We also measured the inference speeds of ReLIC, Transformer-XL and RL2 in the table below measured on batch size 20 on a single A40 GPU. Despite all methods operating with the same 8k context length and similar model parameter counts, they all have similar inference speeds with RL2 being faster due to its LSTM rather than transformer based architecture. This fast inference speed for ReLIC makes it more broadly applicable when decision-making latency is a concern.

We updated Supplementary F to include this table.

3. How to make ReLIC more computationally efficient? Could techniques like distillation or efficient architectures help?

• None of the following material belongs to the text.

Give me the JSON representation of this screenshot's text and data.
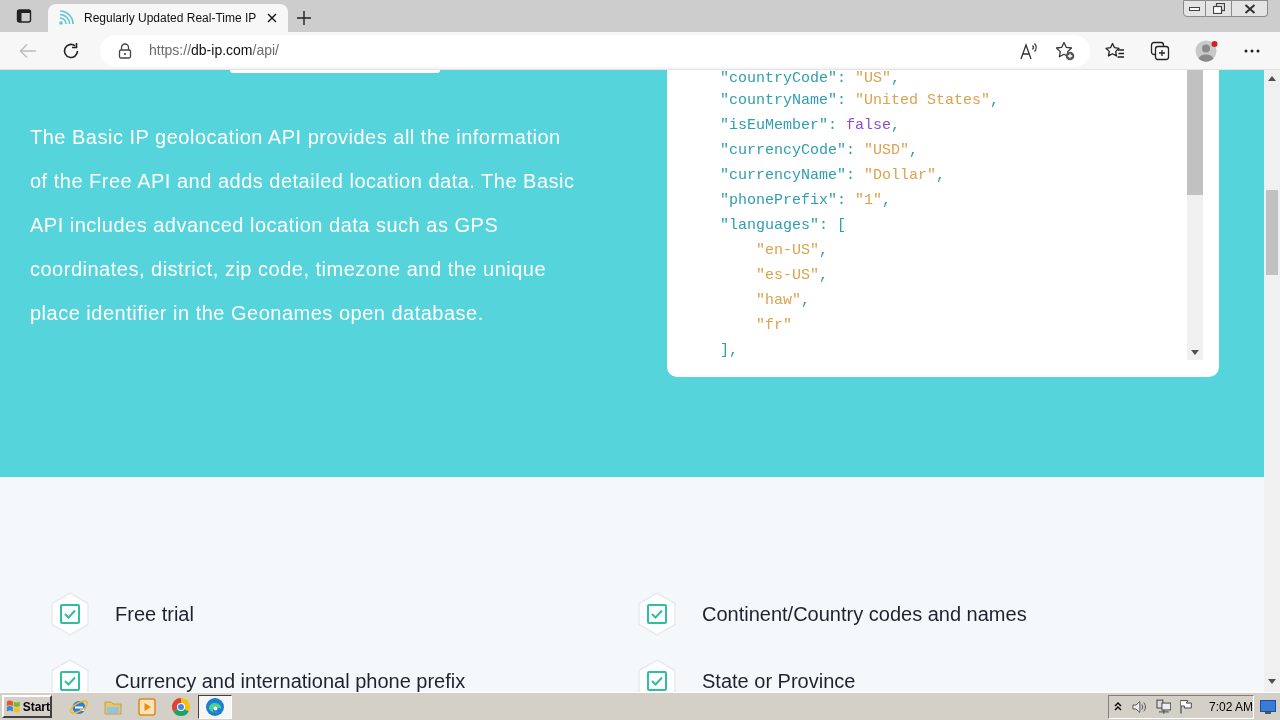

ReLIC can be made more computationally efficient by utilizing the same transformer optimizations used in popular LLMs like Llama because ReLIC is based on the same architecture. Thus our method benefits from the same computational efficiency gains like flash attention [5] or quantized KV caching [6]. Distillation could also help with greater efficiency where a teacher policy could leverage oracle information about the scene such as ground truth object positions and scene layout and distill decision-making into a student ReLIC policy that operates from visual inputs.

4. How to extend ReLIC to continuous action spaces and complex tasks like manipulation?

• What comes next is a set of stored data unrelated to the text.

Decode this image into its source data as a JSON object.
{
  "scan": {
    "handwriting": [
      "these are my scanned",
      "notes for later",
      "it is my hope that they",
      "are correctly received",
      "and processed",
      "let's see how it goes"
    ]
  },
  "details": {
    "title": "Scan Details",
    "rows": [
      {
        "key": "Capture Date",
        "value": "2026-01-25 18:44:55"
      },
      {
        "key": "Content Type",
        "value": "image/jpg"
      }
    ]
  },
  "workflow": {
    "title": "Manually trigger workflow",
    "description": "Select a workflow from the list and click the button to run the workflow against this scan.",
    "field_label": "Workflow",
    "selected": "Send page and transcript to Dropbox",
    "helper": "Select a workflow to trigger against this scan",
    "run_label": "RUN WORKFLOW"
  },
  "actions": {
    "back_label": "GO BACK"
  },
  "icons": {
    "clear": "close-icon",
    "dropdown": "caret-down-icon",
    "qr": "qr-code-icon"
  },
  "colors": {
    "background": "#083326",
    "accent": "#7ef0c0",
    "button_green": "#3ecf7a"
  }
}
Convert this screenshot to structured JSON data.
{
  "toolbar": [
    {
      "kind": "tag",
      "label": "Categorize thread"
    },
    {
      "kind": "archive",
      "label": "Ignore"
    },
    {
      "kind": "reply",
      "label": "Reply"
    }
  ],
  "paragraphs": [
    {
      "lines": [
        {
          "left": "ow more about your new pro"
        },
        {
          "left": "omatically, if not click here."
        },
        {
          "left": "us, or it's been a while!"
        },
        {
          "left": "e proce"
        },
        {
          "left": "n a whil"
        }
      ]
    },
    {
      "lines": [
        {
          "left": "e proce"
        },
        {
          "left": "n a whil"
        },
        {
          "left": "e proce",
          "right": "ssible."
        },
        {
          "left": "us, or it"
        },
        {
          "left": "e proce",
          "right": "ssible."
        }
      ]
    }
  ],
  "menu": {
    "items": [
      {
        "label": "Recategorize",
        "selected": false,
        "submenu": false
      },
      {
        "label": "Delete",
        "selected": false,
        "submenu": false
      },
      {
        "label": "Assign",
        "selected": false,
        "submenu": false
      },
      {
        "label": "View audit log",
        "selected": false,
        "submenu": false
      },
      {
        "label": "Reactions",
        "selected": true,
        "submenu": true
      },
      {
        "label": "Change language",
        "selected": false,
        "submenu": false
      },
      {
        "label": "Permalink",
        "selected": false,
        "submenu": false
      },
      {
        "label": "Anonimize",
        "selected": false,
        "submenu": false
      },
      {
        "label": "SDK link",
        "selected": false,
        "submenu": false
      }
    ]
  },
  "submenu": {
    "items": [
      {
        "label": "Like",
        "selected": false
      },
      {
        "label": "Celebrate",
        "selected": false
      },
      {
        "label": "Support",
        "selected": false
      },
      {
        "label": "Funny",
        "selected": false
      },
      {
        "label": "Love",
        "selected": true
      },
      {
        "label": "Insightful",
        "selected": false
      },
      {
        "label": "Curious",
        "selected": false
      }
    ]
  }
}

In principle, ReLIC can be extended to continuous action spaces without modification. Nothing about it is specific to discrete control.

We would like to highlight that ExtObjNav is a challenging problem since it requires finding small objects in large 3D homes from partially observable egocentric RGB observations and the agent must learn in-context in an entirely new house at test time.

5. Missing Related work: “Retrieval-Augmented Decision Transformer: External Memory for In-context RL, Schmied et.al”.

While this work appeared online after the ICLR deadline, meaning it was impossible to include in our submission, we briefly summarize the differences in this response. The RA-DT method from Schmied et al uses an external memory mechanism to operate over previous experiences from the context, while ReLIC simply operates over the prior experience as input in the context to a transformer. Despite ReLIC being an end-to-end approach without any explicit memory store, we show ReLIC scales to a longer context of 64k steps compared to the 6400 sequence length used in RA-DT.

We thank the reviewer for their feedback. As the discussion period is near its conclusion, we would be grateful if you can comment on whether our response addressed your concerns or if issues remain.